Former Met could further bolster New York Yankees' bullpen
Aug 16, 2016; Phoenix, AZ, USA; New York Mets pitcher Jerry Blevins reacts against the Arizona Diamondbacks at Chase Field. Mandatory Credit: Mark J. Rebilas-USA TODAY Sports

Former New York Met and free agent Jerry Blevins could provide even more stability to what is easily the New York Yankees’ strong suit. 

From the middle relief to the nasty duo in the back end, the New York Yankees bullpen may be better than it was a year ago.

Yes, even without Andrew Miller, New York’s pen should be much improved from top to bottom — especially with Aroldis Chapman back in the mix.



We’ve already covered that, but there is one hole to consider and that’s the lack of a proven, dependable lefty specialist to help bridge the gap from the questionable rotation to Dellin Betances and Chapman.

They currently have terrific righty relievers to help supplement the rotation’s 5.6 innings pitched per start in 2016 in Tyler Clippard, Adam Warren and others.

In terms of lefty specialists, however, Tommy Layne and Richard Bleier are the only two lefties (obviously, other than Chapman) who make up the ‘pen for the 2017 Yankees. 

Layne has always been stellar against left-handed hitters (.177 career BAA) but Bleier is a 29-year old who has played in 241 minor league games over nine seasons and just 23 at the major league level.

Sure, he didn’t allow a single home run and just six hits to lefty batters in the show, but he’s not a guy you want to depend on to supplement a rotation nor feel comfortable calling on to strikeout a big lefty with two outs and the bases loaded.

That’s where former New York Mets’ reliever and current free agent, Jerry Blevins comes into play.

Last season, Blevins was one of just 23 pitchers in the National League to appear in over 70 games and was one of only five southpaws to do so.

In addition to his durability, he led the list of lefties in ERA (2.79), home runs allowed (four), walks allowed (15) and was second in opponent’s OPS (.627) and slugging percentage (.331).

More importantly, Blevins surrendered just one home run to lefty hitters in 2016 while maintaining a tremendous career opponent’s .588 OPS and .214/.266/.322 slash line vs lefties.

So, it would be wise to ponder the thought of bringing on the 33-year old on perhaps a one-year deal to promote even more flexibility in the ‘pen, but his asking price may be a drawback.

According to NJ Advance Media, Blevins is on a quest for a for a three-year deal worth approximately $5 million a season, a tad more than he earned last season with the Mets ($4 million).

That’s not much to throw at a reliever with the results that the former 17th round pick by the Cubs’ has had but for the Yankees, a team that has already exceeded the luxury tax threshold, $5 million for three years may be more than their willing to offer.
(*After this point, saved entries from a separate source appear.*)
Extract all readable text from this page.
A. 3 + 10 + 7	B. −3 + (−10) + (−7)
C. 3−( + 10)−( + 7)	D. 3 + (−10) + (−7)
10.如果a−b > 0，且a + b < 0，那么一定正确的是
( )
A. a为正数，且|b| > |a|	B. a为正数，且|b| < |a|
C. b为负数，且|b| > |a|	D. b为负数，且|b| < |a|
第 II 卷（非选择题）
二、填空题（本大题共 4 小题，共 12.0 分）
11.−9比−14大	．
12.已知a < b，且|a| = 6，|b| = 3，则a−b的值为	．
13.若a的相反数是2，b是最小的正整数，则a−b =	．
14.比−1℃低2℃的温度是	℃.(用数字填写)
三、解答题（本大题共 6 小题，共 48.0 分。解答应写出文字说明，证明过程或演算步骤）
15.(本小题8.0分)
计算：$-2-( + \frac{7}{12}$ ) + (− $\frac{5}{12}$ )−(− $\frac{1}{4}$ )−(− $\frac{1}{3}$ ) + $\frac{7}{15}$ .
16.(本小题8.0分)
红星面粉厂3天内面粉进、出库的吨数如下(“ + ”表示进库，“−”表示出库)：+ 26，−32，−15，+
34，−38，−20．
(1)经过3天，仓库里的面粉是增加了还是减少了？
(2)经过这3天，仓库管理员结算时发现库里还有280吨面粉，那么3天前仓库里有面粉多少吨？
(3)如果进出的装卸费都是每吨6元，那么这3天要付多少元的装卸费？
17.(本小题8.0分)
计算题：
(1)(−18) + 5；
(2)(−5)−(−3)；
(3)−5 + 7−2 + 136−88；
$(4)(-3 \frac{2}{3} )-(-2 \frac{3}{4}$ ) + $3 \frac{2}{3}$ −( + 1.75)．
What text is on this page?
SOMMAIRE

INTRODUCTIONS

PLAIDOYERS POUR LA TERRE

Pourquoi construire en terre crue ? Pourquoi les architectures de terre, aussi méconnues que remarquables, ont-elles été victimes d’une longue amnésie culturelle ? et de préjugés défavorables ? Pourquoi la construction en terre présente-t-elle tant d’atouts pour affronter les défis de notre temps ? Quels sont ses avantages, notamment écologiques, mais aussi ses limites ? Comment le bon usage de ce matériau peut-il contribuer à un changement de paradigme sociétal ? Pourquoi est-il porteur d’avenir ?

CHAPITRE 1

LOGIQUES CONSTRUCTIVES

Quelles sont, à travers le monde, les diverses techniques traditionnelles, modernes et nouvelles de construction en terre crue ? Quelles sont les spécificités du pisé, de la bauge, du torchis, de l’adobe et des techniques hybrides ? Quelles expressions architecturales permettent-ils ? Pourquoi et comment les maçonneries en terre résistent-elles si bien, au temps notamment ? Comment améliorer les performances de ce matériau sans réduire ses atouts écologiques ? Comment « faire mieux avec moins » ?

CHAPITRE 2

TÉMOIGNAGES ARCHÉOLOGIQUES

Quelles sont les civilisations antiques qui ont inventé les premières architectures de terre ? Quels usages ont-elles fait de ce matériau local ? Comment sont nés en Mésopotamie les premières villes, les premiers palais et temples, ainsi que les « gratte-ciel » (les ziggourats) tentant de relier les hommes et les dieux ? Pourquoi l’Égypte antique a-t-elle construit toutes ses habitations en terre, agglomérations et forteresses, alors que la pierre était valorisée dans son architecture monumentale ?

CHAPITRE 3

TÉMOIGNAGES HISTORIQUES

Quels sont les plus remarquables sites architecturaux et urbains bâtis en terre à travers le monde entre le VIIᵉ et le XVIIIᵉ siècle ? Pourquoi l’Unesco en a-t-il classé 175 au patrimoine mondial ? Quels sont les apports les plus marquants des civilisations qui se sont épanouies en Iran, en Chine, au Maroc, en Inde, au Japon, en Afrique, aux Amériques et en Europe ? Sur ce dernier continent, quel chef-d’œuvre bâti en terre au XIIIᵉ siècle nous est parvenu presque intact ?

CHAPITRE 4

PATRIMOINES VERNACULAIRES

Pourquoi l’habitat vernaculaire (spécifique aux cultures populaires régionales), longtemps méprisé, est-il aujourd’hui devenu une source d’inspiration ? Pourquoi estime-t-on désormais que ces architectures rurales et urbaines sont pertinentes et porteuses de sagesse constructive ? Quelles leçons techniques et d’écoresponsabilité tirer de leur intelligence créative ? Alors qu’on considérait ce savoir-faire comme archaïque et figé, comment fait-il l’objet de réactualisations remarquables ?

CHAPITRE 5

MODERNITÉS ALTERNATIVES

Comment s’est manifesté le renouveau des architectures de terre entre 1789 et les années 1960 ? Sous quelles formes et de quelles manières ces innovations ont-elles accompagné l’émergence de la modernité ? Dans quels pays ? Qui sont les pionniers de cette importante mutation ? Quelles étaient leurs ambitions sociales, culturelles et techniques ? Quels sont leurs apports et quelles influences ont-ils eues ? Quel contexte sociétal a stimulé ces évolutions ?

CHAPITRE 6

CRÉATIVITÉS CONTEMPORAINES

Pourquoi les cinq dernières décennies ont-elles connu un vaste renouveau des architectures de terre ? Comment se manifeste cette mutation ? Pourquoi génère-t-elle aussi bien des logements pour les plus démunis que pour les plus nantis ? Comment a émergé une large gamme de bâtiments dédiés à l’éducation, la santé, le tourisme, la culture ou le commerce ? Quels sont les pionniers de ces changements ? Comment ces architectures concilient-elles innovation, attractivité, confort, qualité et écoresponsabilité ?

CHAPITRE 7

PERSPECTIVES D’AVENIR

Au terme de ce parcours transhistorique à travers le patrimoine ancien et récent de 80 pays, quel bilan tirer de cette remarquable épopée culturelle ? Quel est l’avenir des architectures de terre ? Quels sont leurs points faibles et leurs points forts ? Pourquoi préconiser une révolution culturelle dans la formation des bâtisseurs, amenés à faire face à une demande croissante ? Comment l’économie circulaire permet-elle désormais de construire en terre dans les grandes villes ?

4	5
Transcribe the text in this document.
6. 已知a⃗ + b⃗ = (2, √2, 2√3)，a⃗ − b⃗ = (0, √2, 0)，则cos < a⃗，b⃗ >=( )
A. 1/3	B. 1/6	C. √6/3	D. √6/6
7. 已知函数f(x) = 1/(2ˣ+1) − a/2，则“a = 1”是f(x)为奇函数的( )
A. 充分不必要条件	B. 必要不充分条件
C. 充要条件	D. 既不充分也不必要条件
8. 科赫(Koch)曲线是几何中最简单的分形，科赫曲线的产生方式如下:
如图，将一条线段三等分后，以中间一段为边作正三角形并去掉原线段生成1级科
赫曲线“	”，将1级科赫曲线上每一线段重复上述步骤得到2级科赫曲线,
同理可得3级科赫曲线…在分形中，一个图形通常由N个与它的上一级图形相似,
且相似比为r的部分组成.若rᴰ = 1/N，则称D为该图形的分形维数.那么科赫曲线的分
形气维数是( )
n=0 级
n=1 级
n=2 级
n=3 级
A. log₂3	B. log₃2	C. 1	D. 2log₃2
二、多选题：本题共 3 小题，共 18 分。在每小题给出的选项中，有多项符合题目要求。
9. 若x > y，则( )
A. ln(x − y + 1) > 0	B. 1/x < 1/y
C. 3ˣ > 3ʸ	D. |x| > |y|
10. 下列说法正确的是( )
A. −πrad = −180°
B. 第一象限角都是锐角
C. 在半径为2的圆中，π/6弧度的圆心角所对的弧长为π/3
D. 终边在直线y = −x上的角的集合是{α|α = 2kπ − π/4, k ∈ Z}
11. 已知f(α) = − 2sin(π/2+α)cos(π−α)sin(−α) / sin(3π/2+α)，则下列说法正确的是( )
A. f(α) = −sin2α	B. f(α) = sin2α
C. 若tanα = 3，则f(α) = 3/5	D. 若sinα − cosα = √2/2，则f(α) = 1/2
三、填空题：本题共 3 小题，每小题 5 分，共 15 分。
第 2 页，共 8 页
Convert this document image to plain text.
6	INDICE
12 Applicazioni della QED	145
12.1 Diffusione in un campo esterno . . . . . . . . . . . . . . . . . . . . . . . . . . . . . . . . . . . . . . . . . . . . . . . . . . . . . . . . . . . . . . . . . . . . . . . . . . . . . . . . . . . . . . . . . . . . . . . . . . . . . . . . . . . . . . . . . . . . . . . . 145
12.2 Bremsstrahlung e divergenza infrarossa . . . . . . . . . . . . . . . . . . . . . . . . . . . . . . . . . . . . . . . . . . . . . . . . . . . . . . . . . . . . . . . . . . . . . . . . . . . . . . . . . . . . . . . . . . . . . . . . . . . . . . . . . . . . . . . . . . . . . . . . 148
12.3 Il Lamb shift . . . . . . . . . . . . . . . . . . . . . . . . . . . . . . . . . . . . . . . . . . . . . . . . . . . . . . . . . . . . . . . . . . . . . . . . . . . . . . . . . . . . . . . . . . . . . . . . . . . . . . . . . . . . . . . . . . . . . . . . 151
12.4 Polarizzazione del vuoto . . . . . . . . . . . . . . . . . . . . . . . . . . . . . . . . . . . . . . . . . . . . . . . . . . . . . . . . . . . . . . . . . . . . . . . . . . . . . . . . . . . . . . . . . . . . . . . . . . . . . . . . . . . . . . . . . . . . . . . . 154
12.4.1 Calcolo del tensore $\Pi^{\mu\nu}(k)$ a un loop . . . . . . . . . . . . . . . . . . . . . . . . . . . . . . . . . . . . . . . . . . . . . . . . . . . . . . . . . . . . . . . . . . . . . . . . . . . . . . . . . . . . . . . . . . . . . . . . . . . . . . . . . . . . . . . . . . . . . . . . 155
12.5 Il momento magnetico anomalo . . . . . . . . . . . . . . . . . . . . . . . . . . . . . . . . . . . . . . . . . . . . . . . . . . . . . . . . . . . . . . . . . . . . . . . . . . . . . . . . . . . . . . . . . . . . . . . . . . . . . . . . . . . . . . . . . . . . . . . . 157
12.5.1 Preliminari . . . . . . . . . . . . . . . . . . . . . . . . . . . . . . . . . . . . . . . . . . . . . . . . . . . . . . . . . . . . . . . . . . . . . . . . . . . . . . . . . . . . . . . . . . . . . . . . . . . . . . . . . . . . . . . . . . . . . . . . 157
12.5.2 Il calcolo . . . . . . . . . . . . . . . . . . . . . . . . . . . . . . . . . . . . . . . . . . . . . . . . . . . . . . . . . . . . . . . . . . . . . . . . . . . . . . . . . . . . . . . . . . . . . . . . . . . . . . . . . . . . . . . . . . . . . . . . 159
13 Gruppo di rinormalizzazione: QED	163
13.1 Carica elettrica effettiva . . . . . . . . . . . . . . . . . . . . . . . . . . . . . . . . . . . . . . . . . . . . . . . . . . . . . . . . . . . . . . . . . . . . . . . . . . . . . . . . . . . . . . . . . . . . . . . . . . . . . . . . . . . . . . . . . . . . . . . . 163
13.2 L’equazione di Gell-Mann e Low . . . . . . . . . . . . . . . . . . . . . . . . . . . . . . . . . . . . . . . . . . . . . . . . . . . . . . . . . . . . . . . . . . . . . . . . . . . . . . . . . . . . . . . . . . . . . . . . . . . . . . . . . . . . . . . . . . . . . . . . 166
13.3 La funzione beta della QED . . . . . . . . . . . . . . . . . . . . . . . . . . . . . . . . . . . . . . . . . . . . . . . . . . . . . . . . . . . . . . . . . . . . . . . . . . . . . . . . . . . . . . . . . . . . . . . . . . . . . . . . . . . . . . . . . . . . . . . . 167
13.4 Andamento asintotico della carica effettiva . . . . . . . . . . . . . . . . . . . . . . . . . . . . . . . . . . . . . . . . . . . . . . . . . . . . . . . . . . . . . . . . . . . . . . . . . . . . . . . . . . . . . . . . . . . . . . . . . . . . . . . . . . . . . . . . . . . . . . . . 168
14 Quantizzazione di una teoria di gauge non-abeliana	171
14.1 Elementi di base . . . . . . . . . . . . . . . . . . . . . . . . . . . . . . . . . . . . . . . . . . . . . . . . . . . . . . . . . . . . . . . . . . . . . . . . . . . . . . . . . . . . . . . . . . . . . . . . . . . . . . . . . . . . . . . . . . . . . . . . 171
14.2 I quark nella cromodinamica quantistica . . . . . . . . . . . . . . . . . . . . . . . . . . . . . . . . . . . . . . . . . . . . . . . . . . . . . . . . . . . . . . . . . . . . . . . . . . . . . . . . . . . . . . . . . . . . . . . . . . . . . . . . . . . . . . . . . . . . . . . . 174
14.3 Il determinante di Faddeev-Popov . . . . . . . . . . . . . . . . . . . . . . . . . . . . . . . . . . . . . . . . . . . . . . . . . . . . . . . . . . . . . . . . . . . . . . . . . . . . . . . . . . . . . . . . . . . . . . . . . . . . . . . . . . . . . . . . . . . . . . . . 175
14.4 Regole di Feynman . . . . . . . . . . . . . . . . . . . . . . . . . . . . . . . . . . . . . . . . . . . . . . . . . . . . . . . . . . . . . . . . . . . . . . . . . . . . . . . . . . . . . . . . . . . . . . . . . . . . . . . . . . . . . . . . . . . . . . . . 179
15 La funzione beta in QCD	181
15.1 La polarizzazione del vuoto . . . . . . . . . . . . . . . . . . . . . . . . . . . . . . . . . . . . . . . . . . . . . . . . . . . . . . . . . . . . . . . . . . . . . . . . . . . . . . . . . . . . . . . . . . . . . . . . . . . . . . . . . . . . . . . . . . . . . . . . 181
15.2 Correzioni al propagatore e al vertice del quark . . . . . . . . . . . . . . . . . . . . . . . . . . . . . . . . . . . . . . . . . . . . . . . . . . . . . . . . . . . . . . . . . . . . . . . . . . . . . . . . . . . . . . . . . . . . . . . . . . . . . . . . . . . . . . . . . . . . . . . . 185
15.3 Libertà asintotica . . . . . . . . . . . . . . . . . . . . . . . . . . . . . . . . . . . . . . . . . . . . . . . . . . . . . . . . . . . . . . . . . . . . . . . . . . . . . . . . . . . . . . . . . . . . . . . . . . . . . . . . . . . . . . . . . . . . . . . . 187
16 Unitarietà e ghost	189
Blevins, while not “game changing,” is a reliable arm (or at least, more reliable vs lefties than anyone else) who can further shorten the game for the unbalanced rotation while enhancing what is surely the strongest part of this club.

Spotrac estimates his market value to be able to wheel in a deal worth $4 million over a single season. Certainly, Blevins would like to get a multi-year deal but if New York can bring his asking price down to the ideal level, a rather pleasing deal for general manager Brian Cashman could be made.